One of the issues that tied the main characters in Book 1 was that they both fundamentally feared being vulnerable; showing their whole selves to other people.  Each of them had to work through some variant of that fear to get to their HEA.  “Should I leave my heart wide open?” was a weighty and frightening question for both of them, especially the FMC. 

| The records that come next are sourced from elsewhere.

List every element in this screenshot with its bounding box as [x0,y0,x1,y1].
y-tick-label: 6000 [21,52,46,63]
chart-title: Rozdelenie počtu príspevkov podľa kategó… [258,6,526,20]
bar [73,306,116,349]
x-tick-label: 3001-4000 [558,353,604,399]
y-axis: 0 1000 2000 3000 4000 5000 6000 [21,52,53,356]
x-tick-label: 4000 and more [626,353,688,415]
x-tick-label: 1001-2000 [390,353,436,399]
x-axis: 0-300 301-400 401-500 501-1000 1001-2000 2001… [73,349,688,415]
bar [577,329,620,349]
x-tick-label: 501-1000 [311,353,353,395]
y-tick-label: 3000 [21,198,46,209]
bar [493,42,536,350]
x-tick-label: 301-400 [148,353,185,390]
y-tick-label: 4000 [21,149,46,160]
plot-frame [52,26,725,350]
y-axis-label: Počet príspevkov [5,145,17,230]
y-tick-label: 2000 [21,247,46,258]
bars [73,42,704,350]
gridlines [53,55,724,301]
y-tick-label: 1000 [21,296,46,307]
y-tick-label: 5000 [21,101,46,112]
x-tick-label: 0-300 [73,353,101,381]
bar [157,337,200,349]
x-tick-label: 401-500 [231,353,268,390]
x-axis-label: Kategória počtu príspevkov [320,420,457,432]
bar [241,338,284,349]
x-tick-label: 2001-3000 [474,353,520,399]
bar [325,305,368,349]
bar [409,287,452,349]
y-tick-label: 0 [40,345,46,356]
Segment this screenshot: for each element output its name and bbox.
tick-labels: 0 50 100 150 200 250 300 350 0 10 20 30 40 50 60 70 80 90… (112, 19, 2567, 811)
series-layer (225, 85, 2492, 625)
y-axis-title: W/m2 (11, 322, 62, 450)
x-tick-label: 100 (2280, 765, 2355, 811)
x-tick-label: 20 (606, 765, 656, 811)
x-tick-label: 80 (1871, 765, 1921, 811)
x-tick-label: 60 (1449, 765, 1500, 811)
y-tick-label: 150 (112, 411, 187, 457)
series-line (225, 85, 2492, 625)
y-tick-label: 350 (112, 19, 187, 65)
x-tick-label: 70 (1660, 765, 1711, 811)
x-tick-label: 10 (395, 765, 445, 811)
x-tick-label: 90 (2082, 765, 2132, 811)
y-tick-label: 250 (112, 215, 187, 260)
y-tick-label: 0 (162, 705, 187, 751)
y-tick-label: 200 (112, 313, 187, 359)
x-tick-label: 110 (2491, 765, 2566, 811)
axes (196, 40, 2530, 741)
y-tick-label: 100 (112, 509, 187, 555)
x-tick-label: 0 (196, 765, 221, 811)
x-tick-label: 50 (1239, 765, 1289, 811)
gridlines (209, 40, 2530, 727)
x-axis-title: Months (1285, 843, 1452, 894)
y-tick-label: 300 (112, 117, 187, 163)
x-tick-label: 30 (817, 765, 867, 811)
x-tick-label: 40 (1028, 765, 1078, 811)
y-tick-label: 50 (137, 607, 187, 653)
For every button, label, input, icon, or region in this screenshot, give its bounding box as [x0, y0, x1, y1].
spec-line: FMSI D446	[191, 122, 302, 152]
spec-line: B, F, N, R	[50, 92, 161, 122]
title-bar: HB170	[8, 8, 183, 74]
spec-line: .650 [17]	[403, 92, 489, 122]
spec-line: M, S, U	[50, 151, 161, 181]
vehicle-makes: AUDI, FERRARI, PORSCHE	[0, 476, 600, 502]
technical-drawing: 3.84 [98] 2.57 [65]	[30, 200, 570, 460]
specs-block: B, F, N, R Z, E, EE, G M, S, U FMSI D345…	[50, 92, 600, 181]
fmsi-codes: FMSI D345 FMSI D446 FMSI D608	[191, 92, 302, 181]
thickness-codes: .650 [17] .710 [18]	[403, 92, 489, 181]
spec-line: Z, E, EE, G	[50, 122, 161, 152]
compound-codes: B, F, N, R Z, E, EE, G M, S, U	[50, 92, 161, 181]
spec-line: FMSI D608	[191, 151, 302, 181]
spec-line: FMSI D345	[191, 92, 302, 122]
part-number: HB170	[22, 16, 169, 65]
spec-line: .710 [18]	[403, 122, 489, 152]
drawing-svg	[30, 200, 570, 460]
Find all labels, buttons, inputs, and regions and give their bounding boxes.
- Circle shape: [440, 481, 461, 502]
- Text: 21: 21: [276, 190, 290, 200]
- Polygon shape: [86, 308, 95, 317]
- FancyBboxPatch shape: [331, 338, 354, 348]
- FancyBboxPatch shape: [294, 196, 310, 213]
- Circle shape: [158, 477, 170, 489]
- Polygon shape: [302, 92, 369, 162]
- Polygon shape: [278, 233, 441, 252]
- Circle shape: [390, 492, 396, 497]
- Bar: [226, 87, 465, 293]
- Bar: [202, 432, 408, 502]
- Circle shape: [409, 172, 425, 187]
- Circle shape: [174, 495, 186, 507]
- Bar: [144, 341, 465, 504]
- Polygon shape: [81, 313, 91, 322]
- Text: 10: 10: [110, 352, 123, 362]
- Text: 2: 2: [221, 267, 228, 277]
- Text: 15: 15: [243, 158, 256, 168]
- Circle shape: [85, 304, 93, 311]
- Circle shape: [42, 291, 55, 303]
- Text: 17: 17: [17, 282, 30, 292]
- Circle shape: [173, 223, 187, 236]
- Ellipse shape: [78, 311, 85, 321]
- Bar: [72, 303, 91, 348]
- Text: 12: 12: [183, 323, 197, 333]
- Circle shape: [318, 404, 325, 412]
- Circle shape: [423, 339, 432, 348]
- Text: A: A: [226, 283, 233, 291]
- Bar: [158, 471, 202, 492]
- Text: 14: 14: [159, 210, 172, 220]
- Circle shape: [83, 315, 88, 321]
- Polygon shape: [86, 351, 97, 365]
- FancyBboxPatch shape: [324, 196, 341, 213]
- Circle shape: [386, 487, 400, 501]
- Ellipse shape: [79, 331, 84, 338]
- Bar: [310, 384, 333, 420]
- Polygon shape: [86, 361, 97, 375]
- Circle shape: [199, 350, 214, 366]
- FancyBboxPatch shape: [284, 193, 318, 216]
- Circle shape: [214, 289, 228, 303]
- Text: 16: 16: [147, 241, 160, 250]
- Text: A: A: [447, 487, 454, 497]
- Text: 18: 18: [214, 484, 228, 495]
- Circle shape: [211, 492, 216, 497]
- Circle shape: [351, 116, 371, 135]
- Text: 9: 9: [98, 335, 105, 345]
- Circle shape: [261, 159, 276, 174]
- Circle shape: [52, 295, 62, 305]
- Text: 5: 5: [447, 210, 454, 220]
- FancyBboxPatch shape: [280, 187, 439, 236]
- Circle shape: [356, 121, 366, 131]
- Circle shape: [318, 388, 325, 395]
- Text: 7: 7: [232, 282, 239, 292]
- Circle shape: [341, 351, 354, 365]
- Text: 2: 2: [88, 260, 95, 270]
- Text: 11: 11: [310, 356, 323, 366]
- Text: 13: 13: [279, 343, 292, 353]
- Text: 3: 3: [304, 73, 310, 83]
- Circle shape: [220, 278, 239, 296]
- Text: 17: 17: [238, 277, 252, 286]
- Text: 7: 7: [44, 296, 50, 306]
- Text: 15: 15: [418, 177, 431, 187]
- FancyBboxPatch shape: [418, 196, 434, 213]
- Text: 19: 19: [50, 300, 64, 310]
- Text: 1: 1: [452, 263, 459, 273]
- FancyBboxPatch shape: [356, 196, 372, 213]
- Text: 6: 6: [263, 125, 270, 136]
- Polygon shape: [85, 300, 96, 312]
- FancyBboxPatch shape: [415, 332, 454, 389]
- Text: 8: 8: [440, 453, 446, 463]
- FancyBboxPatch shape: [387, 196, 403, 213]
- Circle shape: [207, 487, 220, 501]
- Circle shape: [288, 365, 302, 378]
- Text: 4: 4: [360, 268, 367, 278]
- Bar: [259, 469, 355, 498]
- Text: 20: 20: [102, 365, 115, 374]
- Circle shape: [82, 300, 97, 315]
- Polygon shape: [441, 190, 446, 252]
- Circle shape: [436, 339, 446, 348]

Vulnerability is not a problem for the idiots in Book 2.  Their first real conversation involves them sharing their worst secrets.  I think they learn the thing the other is agonizing over but has never shared with another soul before they learn each other’s names.  “Tell me another dark secret,” is a reoccurring theme and a game they play throughout the story.  “Should I leave my heart wide open?” is not a difficult question for them.  They’d both pretty much be like, “Sure, why not? The other MC already knows the worst of it.”  The fundamental issue that unites these two isn’t that they are afraid to trust other people; it’s that they are afraid to trust themselves.  The FMC has had her confidence in her own judgement and perceptions shaken by a bad relationship.  The MMC is afraid to examine how dissatisfied he is with the path he’s been on his entire life because he doesn’t think he has it in him to forge a new one.  That’s why this song fails so badly for the new Book.

And just like that, half-way through the basket of warm laundry, a major theme and driver of both character’s actions for Book 2, and a major theme from completed Book 1 suddenly crystalized like purified water flash-frozen in a polar vortex.  When I wasn’t even thinking about it. Creativity so weird.  Also, do your laundry I guess?